Comment transmettre et partager ?

Nous avons identifié plusieurs moyens pour mettre en place les quatre axes qui régissent notre approche du partage et de la transmission. D’abord, nous pensons que l’accessibilité du lieu est très importante. Au Mallouestan, nous ouvrons le lieu toute l’année à toute personne qui souhaite le découvrir. Par cet accueil, nous espérons permettre aux visiteuses·eurs d’expérimenter la vie en collectif, de nous poser les questions et de nous partager leur expérience éventuelle d’autres organisations en collectif. De plus, nous avons essayé d’agencer le lieu et son organisation afin de faciliter l’arrivée et la prise de repères rapides, notamment en donnant accès à un dortoir, de la nourriture et d’autres ressources communes, ainsi que des espaces communs avec des signalétiques, le tout dans une politique de prix libre. En effet, en évitant la barrière économique, nous espérons permettre à un grand nombre de personnes d’accéder au projet du Mallouestan.

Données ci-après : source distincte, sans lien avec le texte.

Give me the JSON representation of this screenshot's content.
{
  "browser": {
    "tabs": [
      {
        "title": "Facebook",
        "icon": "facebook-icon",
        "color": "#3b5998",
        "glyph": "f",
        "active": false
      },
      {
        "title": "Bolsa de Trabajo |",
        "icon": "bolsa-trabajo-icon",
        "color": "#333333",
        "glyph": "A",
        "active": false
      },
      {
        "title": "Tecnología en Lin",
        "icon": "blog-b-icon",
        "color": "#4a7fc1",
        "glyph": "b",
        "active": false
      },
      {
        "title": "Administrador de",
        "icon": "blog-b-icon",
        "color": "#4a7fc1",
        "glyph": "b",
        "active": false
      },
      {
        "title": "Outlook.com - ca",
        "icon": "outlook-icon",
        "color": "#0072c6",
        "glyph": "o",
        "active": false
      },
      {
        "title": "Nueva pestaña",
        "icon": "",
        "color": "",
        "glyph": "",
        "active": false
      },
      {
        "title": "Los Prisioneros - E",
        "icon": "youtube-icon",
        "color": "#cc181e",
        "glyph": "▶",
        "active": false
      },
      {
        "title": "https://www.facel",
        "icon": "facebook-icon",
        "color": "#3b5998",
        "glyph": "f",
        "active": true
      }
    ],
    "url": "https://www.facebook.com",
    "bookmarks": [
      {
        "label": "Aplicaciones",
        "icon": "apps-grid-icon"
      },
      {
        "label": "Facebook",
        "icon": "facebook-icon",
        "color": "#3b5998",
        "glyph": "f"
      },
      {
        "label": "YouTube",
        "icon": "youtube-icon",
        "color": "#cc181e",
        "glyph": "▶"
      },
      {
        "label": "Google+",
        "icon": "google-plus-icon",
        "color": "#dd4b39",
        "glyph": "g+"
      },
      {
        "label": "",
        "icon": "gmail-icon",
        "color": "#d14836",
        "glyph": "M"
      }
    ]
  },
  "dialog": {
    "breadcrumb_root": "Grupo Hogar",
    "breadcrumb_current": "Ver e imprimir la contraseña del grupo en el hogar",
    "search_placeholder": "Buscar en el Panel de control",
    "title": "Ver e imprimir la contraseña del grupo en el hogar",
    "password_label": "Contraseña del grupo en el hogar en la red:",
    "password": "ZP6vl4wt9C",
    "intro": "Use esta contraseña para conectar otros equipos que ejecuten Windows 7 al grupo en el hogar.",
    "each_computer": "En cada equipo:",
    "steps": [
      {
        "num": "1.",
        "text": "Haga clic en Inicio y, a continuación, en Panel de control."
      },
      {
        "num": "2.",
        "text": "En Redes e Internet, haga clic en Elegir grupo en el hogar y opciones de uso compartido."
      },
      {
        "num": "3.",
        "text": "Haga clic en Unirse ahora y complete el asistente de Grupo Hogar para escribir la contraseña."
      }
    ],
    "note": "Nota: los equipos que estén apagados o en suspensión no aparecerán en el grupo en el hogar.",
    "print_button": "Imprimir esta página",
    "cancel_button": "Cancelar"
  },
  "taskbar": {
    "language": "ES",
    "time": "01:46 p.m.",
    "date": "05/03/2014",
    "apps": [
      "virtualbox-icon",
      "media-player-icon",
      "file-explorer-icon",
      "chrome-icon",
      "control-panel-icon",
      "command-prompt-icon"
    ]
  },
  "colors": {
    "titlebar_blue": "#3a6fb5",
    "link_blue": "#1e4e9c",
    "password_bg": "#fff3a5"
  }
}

Ensuite, accorder du temps aux discussions et aux explications durant les chantiers ou les activités liées au projet permet de faciliter le partage d’expériences ainsi que la mètis. Au Mallouestan, nous sommes conscient·es que certains chantiers pourraient aller plus vite si nous composions seulement avec les personnes les plus compétentes dans le domaine concerné. Mais nous préférons prendre ce temps pour partager ce que nous avons appris mais aussi recevoir les expériences et connaissances des personnes extérieures.

D’autre part, l’archivage nous semble clé dans l’idée de garder une trace de nos recherches et d’en faciliter l’accès. Par exemple, nous essayons de faire des plans, des croquis ou des rapports écrits des différentes constructions, expérimentations (teintures, peintures, recettes) et de les conserver afin de les rendre accessibles.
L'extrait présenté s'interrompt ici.